The Oklahoma Panthers, formerly the Southeast Texas Panthers, and Beaumont Panthers, are an American basketball team based in Oklahoma City, Oklahoma, and members of The Basketball League (TBL).

==History==
From 2008 to 2011, Southeast Texas was home to a professional basketball team as a member of the ABA originally known as the Mustangs, before renaming in 2009 as the Mavericks. The team had three successful seasons and decided to become a professional basketball team. The team requested to join the NBA G League but the offer was declined. The ownership decided to sit the team out for three seasons and move the team to Shreveport, Louisiana in 2013.

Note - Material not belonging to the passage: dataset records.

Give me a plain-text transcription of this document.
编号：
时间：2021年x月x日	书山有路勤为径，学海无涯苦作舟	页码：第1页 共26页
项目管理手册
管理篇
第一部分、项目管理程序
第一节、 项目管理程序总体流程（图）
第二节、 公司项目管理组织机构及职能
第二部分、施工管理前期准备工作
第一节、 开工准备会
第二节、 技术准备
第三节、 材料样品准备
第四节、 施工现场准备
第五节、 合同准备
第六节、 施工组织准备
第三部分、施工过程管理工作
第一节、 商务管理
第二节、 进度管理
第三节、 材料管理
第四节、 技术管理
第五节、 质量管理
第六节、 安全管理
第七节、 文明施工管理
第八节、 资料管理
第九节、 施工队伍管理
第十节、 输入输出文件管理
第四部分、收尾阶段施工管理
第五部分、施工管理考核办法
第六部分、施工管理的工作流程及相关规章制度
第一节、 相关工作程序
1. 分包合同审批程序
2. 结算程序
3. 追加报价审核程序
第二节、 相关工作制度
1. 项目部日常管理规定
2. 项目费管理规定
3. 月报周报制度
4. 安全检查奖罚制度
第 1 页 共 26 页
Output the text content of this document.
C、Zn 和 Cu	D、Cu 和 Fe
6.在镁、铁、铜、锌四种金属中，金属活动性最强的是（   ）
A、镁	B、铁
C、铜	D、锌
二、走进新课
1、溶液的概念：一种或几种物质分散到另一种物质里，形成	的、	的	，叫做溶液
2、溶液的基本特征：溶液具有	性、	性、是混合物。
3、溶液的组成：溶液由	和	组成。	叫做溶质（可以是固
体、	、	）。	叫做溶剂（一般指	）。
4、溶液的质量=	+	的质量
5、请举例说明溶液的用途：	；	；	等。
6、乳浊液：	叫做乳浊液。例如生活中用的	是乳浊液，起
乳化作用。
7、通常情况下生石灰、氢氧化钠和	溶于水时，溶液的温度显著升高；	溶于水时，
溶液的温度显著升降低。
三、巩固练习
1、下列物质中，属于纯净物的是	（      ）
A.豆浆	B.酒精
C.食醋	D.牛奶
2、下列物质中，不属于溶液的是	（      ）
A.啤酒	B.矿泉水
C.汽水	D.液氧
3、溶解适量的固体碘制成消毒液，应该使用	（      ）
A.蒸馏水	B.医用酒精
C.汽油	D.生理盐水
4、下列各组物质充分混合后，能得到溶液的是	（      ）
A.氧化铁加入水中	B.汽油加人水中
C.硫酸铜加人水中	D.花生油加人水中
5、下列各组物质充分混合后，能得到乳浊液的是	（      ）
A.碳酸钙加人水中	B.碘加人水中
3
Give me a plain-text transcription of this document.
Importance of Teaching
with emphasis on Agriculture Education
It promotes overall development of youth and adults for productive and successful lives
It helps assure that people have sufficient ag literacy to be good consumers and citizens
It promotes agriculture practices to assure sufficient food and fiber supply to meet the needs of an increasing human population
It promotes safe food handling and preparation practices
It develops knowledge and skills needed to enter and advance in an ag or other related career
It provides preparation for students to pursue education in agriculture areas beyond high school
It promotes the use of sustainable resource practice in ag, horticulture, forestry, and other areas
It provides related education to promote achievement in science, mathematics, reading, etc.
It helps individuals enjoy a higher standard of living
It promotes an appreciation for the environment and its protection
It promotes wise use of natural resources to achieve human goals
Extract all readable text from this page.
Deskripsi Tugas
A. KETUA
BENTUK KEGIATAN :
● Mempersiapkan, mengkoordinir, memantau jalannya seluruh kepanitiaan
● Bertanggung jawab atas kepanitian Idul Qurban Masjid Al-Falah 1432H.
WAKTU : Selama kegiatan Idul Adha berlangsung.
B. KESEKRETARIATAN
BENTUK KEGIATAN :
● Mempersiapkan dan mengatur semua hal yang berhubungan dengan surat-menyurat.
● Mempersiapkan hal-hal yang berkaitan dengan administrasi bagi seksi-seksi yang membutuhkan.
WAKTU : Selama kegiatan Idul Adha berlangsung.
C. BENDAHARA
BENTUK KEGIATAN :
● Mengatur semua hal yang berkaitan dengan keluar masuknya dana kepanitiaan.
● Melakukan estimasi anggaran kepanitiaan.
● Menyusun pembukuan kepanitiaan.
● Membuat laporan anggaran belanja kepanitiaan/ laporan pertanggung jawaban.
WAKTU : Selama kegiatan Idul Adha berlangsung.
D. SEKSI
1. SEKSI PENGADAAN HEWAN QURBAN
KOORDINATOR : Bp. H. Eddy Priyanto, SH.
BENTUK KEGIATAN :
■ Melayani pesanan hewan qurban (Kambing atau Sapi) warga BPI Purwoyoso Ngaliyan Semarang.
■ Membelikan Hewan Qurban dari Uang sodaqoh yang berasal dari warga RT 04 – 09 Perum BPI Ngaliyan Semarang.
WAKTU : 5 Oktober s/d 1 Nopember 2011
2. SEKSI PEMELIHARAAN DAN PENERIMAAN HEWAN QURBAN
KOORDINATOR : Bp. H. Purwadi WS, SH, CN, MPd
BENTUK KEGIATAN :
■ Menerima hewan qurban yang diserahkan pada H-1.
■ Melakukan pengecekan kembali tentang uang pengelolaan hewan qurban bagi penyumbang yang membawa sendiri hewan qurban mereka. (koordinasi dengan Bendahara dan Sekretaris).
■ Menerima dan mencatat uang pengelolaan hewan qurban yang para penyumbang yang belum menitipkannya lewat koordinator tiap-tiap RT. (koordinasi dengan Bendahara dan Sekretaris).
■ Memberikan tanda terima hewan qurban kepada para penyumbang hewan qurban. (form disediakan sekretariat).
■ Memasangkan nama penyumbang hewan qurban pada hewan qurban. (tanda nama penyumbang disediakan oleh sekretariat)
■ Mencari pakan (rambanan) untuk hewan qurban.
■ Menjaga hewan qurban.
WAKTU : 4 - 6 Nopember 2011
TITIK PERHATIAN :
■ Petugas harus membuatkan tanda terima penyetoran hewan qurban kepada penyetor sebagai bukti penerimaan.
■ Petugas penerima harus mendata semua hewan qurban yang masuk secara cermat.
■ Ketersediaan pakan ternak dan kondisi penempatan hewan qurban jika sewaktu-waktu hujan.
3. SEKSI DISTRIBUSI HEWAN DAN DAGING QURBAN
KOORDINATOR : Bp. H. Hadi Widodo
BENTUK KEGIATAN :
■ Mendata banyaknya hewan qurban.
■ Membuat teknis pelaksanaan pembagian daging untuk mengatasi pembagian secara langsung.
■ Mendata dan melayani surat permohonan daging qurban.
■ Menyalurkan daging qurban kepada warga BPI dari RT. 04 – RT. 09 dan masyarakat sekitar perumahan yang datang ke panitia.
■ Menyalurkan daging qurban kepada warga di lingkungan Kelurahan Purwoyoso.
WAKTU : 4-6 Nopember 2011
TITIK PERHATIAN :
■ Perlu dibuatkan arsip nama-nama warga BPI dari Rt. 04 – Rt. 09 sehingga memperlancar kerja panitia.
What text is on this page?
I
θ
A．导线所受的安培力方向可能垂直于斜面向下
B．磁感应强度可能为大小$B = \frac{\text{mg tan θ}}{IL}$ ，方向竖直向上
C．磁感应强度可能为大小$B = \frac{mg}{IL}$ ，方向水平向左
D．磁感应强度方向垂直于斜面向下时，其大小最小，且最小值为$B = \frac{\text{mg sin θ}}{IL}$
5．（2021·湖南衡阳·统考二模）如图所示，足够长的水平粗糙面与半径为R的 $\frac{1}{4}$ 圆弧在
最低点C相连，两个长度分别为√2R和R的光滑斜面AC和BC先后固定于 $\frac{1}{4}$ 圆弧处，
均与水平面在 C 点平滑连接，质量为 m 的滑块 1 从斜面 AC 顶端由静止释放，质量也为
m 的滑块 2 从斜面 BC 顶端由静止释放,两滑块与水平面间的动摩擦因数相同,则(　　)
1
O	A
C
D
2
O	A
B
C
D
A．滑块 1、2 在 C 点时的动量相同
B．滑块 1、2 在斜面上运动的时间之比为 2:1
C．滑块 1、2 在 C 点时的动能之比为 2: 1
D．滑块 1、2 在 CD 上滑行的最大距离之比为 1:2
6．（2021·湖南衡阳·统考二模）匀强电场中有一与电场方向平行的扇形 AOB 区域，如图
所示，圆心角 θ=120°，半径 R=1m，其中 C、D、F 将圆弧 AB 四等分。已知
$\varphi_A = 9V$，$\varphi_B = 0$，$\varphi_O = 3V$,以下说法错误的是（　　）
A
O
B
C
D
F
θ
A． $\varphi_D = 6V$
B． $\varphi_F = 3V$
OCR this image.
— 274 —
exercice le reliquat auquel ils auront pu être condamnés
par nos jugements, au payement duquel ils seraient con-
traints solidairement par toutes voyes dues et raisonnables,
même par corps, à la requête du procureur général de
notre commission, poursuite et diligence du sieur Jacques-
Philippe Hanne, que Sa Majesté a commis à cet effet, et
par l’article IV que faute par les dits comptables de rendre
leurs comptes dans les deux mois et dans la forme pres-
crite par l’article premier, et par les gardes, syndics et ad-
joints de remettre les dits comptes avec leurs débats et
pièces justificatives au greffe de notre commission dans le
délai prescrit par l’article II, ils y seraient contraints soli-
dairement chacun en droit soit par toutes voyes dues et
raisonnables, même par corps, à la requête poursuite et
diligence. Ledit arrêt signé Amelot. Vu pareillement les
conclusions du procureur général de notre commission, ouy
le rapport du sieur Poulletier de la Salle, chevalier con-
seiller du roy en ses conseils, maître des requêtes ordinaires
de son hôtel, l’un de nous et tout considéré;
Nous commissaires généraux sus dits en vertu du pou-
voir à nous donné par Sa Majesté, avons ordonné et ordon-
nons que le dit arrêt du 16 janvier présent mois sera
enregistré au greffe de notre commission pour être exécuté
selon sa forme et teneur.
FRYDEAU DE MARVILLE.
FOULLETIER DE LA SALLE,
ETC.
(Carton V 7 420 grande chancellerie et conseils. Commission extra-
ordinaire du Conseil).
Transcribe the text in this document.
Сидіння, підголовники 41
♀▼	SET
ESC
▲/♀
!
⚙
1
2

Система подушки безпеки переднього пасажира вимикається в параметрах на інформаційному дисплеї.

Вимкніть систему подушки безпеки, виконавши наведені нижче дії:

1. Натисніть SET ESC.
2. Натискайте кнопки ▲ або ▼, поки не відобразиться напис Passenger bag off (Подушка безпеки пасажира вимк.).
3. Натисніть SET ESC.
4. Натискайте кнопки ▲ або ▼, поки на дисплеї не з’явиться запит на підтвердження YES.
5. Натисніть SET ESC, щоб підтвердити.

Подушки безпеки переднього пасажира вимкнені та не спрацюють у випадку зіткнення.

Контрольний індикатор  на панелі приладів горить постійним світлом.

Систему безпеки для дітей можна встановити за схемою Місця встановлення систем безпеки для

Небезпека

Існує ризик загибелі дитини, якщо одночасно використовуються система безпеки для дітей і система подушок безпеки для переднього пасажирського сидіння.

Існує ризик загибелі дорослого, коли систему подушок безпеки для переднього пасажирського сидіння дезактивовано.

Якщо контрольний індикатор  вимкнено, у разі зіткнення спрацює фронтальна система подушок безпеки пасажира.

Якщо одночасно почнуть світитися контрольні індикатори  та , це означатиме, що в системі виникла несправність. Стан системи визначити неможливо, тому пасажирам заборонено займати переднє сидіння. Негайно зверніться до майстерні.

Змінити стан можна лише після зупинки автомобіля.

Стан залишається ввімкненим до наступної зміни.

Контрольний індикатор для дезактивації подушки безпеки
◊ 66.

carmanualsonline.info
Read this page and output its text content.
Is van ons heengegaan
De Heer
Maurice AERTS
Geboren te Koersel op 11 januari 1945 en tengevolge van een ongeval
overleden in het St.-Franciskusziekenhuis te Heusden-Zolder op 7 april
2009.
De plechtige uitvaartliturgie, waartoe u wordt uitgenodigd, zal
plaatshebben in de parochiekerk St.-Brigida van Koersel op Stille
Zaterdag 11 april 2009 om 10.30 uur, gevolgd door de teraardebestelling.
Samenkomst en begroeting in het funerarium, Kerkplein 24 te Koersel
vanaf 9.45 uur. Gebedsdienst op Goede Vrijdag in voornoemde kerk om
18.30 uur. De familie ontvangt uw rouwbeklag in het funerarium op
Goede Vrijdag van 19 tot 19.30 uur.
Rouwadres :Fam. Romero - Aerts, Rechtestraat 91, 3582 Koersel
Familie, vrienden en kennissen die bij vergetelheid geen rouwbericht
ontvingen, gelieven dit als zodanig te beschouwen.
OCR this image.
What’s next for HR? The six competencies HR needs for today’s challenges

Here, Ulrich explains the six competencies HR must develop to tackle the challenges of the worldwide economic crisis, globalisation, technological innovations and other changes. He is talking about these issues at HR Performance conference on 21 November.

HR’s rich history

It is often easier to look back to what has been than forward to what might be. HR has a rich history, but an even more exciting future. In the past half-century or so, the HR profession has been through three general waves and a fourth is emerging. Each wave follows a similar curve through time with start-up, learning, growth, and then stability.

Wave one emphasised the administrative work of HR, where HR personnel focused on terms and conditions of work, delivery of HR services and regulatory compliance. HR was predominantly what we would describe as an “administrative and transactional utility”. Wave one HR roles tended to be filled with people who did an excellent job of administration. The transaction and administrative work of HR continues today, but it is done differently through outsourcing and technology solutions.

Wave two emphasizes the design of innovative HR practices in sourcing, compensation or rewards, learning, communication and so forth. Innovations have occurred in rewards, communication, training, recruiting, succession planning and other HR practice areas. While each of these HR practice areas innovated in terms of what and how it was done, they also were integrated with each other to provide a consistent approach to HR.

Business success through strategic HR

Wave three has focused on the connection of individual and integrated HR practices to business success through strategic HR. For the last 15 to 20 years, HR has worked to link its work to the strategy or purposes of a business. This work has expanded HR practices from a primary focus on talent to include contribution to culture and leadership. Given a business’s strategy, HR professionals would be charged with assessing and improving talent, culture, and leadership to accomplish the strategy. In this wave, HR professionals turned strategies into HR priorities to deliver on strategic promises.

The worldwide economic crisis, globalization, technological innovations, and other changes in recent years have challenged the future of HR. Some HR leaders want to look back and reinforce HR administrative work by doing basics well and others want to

On June 4, 2021 The Basketball League announced the Beaumont Panthers, led by retired professional basketball player Kendrick Perkins and his cousin, Jay McDonald, as an expansion team for the 2022 season.

On April 3. 2023, it was announced that the team would be relocated to Oklahoma for the end of the season with the hope of returning to Beaumont for the 2024 season.